A história em cena: os espaços na trama dos historiadores

Bruno Balbino Aires da Costa*

Sonní Lemos Barreto*

Neste ensaio convidamos o leitor a seguir os conselhos de March Bloch quando

o mesmo nos sugere a farejar carne humana. Os homens aos quais se refere Bloch em

sua obra “Apologia da história ou o ofício de historiador” (2001) não estão pendurados

no tempo, mas tecem suas relações no espaço e é por meio desde que o tempo se torna

visível. Dessa forma, acreditamos que uma maneira interessante de pensar o espaço é

articulá-lo à história e a temporalidade como seus constituintes. Os lugares que

despertariam fascínios no historiador, certamente não seriam aqueles que escapariam do

tempo, mas lugares entendidos como palimpsestos que surgem como acúmulos de

práticas e de sentidos.
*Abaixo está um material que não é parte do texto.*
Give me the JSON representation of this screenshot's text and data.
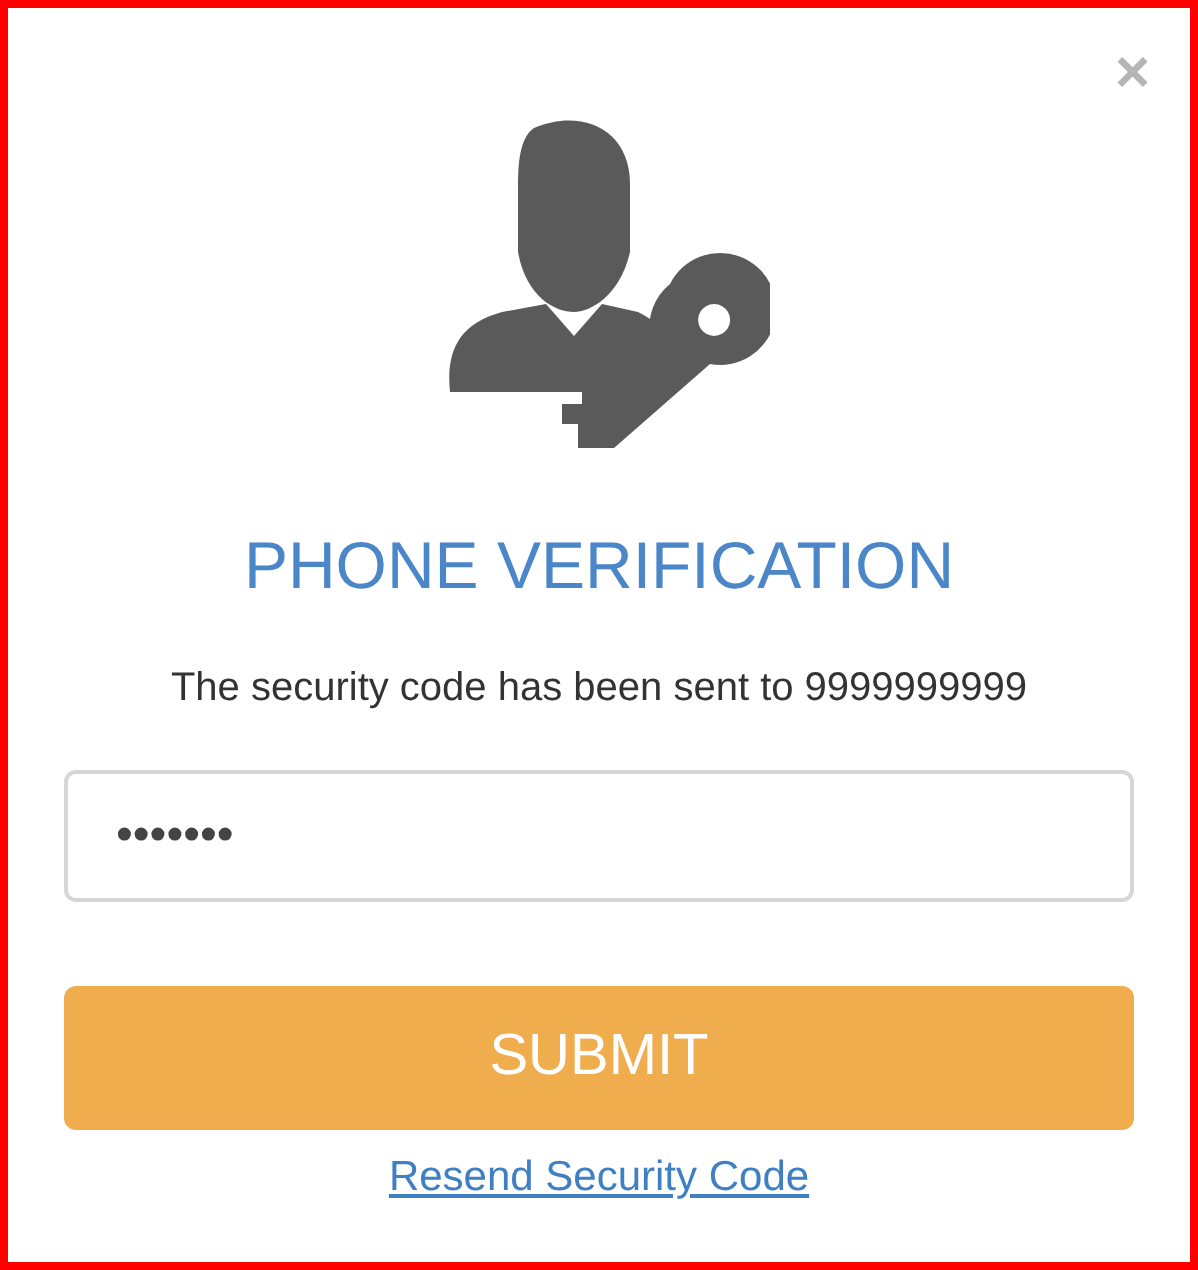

Podemos inferir que os espaços são construções do olhar, do falar

e do sentir humano, do uso das suas práticas, sejam elas cheirosas, dizíveis, visíveis,

práticas plurais; as mais diversas.

Desde a primeira geração da Escola dos Analles com Marc Bloch e Lucien

Febvre o diálogo entre Geografia e História se torna mais evidente. Contudo, é somente

a partir da segunda geração da Escola dos Annales com os estudos de Fernand Braudel

que a discussão sobre História e Espaço ganha corpo, ou seja, o espaço se torna um dos

objetos da História. Fernand Braudel em sua obra o Mediterrâneo e o Mundo

Mediterrânico à época de Felipe II (1983) assume a herança deixada por Febvre, muito

embora tenha sido influenciado por Vidal de La Blache na construção do conceito de

Geo-História.

Nesse sentido, uma das grandes contribuições de Braudel para o conhecimento

histórico é promover uma aproximação profícua entre campos do conhecimento

histórico e geográfico. Esse contato dar-se com a Geo-História permitindo que o espaço

possa ser encarado como uma problemática também da História. A discussão que

*Graduado em História pela Universidade Estadual do Rio Grande do Norte UERN e Mestrando vinculado ao Programa de Pós-Graduação em História com área de concentração em História e Espaços da UFRN.*Graduada em História pela Universidade Estadual do Rio Grande do Norte UERN e Mestranda vinculada ao Programa de Pós-Graduação em História com área de concentração em História e Espaços da UFRN.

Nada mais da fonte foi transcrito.